American composer

Concert review: SSO steps out of its comfort zone by performing American composer Steve Reich, Arts News & Top Stories


Singapore Symphony Orchestra / Brad Lubman (conductor)

Victoria Concert Hall

Saturday (January 12)

The first in the Singapore Symphony Orchestra’s (SSO) new Red Balloon concert series – which features “music and genres that defy convention” – did not go quite as planned. Instead of Reich’s promised 60 minutes, we had 40 minutes of his music and about 40 more of Bela Bartok’s music.

Add to that the late start of the gig and two long stage commentaries given to quell the clutter of the big stage reorganizations, and we had a gig that lasted as long as an evening gig.

Part of the plan that has survived was to take the SSO beyond its familiar territory of the late 19th and early 20th century repertoire. Steve Reich’s music is perhaps the most accessible by a contemporary composer and has already attracted enthusiastic audiences to Singapore following recent visits to renowned Reich ensembles. The American composer himself came here some time ago and performed in front of a crowded and worshiping audience of the Esplanade.

The two Reich works performed in this concert – Pulse and City Life – are strikingly listening and, as conductor Brad Lubman eloquently revealed, are wonderful musical pieces. Pulse, apparently having its Singapore premiere, continued relentlessly over a pounding bass guitar but lacked any variety in tone or color, while the famous City Lights, skillfully blending sampled street sounds from New York with orchestral effects, managed to sound remarkably ordinary despite Lubman’s voice. obvious involvement in music.

But what stood out most about these performances was a sense of concentration so intense on the part of the players that you almost expected to see smoke rising from their ears.

There was a lot of musical smoke floating around, but it was part of the weird, almost scary soundscape of Bela Bartok’s Music For Strings, Percussion And Celesta. The reason for its incongruous inclusion seems to be that it was written in 1936, the same year that Reich was born. But it was a good choice as it gave the SSO the opportunity to play something more firmly within their comfort zone.

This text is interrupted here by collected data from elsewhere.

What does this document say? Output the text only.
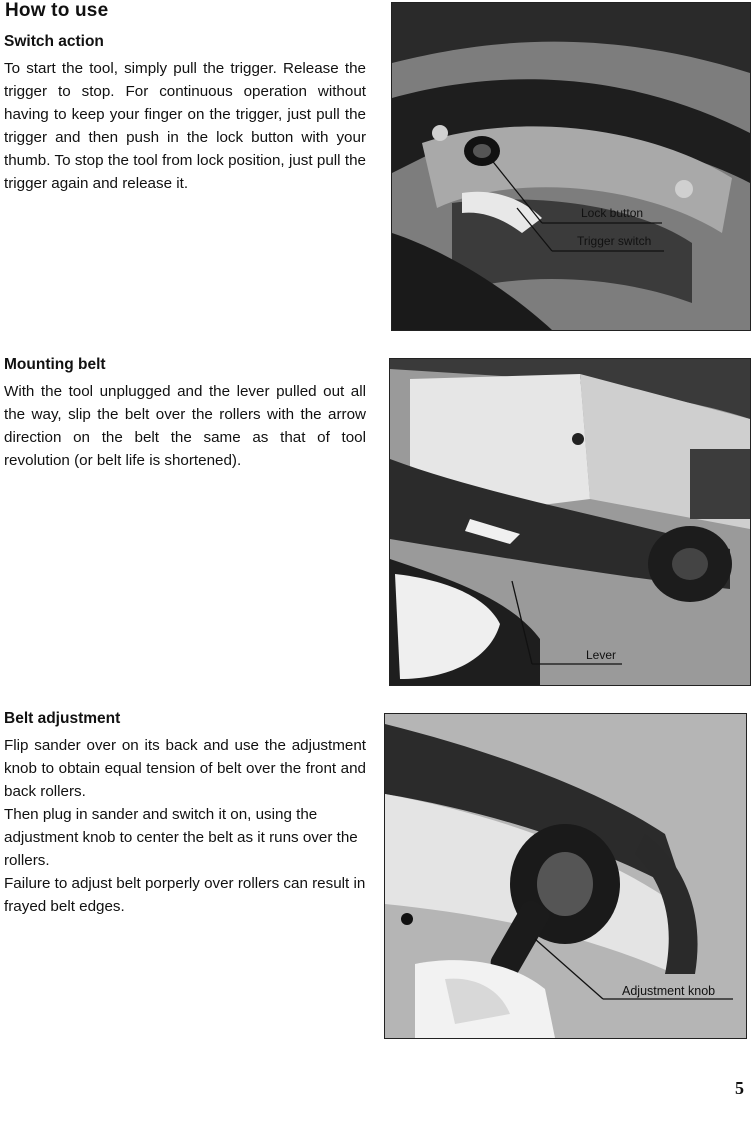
How to use
Switch action

To start the tool, simply pull the trigger. Release the trigger to stop. For continuous operation without having to keep your finger on the trigger, just pull the trigger and then push in the lock button with your thumb. To stop the tool from lock position, just pull the trigger again and release it.

Lock button
Trigger switch
Mounting belt

With the tool unplugged and the lever pulled out all the way, slip the belt over the rollers with the arrow direction on the belt the same as that of tool revolution (or belt life is shortened).

Lever
Belt adjustment

Flip sander over on its back and use the adjustment knob to obtain equal tension of belt over the front and back rollers.

Then plug in sander and switch it on, using the adjustment knob to center the belt as it runs over the rollers.

Failure to adjust belt porperly over rollers can result in frayed belt edges.

Adjustment knob
5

From the parched and eerie viola theme that opens the work to the raucous razzmatazz of the finale, the orchestra was clearly in its element. The percussion section delivered its parts with the flair, dynamism and brilliance we expect from it, while Shane Thio was a solid presence on the piano. Whether or not Aya Sakou was also a follower must remain a mystery – from my perspective on the balcony, her celesta was totally inaudible.

Only one person seemed uncomfortable with all this musical pleasure: Maestro Lubman. Its rigid and highly concentrated rhythm gave the work a certain militaristic character, but surpassed all the many moments of musical magic with barely a sidelong glance.